On the flipside, just as sure as I was about this man being evil, I knew that our Desert Storm ally, Saudi Arabia, was good. Did I know specifically why they were good? Not really, again, I sort of had a general idea. I knew they were a traditional lot, who opposed Saddam's aggression against Kuwait, and were kind enough to allow access to their air bases.
It all made sense: Saddam evil, Saudi Arabia good.
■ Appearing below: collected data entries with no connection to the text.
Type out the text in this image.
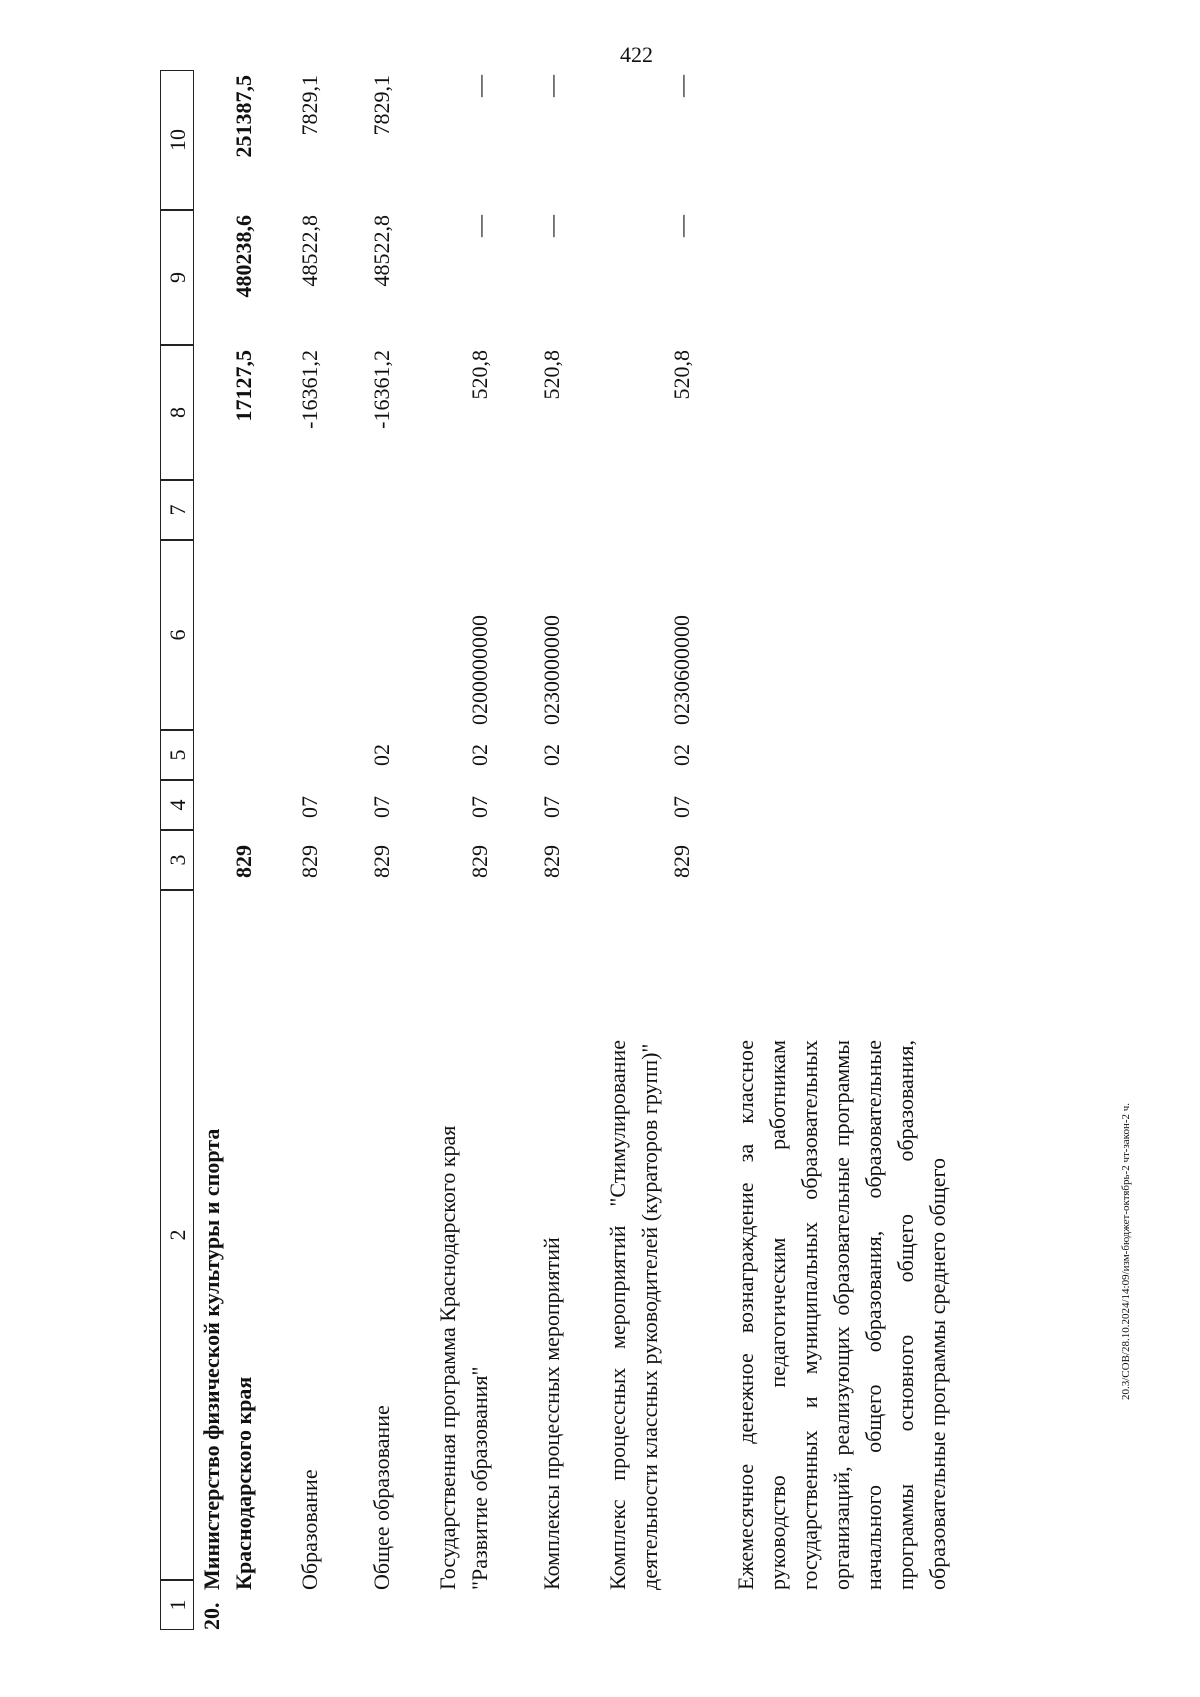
422
20.3/СОВ/28.10.2024/14:09/изм-бюджет-октябрь-2 чт-закон-2 ч.
1
2
3
4
5
6
7
8
9
10
20.
Министерство физической культуры и спорта Краснодарского края
829
17127,5
480238,6
251387,5
Образование
829
07
-16361,2
48522,8
7829,1
Общее образование
829
07
02
-16361,2
48522,8
7829,1
Государственная программа Краснодарского края "Развитие образования"
829
07
02
0200000000
520,8
—
—
Комплексы процессных мероприятий
829
07
02
0230000000
520,8
—
—
Комплекс процессных мероприятий "Стимулирование деятельности классных руководителей (кураторов групп)"
829
07
02
0230600000
520,8
—
—
Ежемесячное денежное вознаграждение за классное руководство педагогическим работникам государственных и муниципальных образовательных организаций, реализующих образовательные программы начального общего образования, образовательные программы основного общего образования, образовательные программы среднего общего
Not much more to it than that.
So 11 years later, another President Bush wants to invade Iraq. Does the equation still match up? Is it still "Saddam evil, Saudi Arabia good?"
Saddam is still evil, fo' shizzle (as the kids say).
But what about our continued ally Saudi Arabia? Is it still good?
More than a few Americans did a double-take when they learned that 15 out of the 19 hijackers of Sept. 11 were Saudis. Two-thirds of the detainees held in Guantanamo Bay are Saudis. And, of course, that tall drink of water Osama bin Laden was born and raised in Saudi Arabia. Doesn't this seem to indicate that, well, maybe Saudi Arabia is not as good as it seemed?
President Bush still appears to dig the nation. After all, in August, Bush told the Saudi Arabian envoy that increased anti-Saudi sentiment among the American populace that "cannot affect the eternal friendship between the two countries."
Friends forever, eh? I'm not in fourth grade anymore, and I don't buy it. We've all grown up a bit in the past year, and we can't look at Saudi Arabia as a benign ally the way we did in 1991.
We can choose to ignore it, but Saudi Arabia's oppressive regime, radical Wahhabism and promulgation of anti-American, anti-Semitic sentiment does more to create Islamist terrorism than anything that Saddam could do.
The power in Saudi Arabia rests within its royal family, a collection of several thousand ultra-rich princes. The princes bleed their populace dry; per-capita income fell to $6,700 in 1999 from $11,500 in 1980 despite huge oil revenues.
Under the dying King Fahd, the House of Saud allows no freedom of the press, no political parties to form, and it silences all forms of protest and dissent. The state newspaper, The Arab News, recently printed an expose in which it claimed that it was a Jewish custom to use gentile blood in holiday baked goods. The royal family held a telethon in which millions of dollars was raised to give money to the Palestinian suicide bombers (or "martyrs," as they would have them called).
Embraced by the royal family, the puritanical Wahhabi sect of Islam denies civil, social and political rights to all Saudi women. Earlier this year, 15 young Saudi women burned to death in Mecca because the religious police made them go back into a burning building after they fled without their head coverings.
Contrast this with civil society in Iraq, where women can drive cars, where women's sports are nearly as popular as men's sports and where women can even become esteemed doctors (indeed, a female doctor is in charge of Iraq's biological weapons program).
Combine the poverty of the Saudi populace, the oppression of expression and the tyrannical nature of Wahhabi Islam, add into this mix the fact that two-thirds of the populace is under 19, and it should come as no surprise that most of the Sept. 11 hijackers were young Saudi Arabian men.
So we revise our fourth-grade Desert Storm assumption and state, "Saddam is evil and Saudi Arabia is bad." Now what? As the debate over war with Iraq continues, we need to remember that Saddam isn't the only oppressor in the Middle East.
Indeed, it's absurd that we worry about Iraq aiding al Qaeda, while continuing to ally ourselves with the nation that practically gave birth to the network. If we as a nation truly care about democratic values such as civil liberties for women, freedom of speech and press, and religious toleration, we must actively confront Saudi Arabia on these issues.
Overthrowing Saddam will do little to promote democracy in the Middle East or to secure America from terrorism if Iraq's next-door neighbor remains such an oppressive tyranny.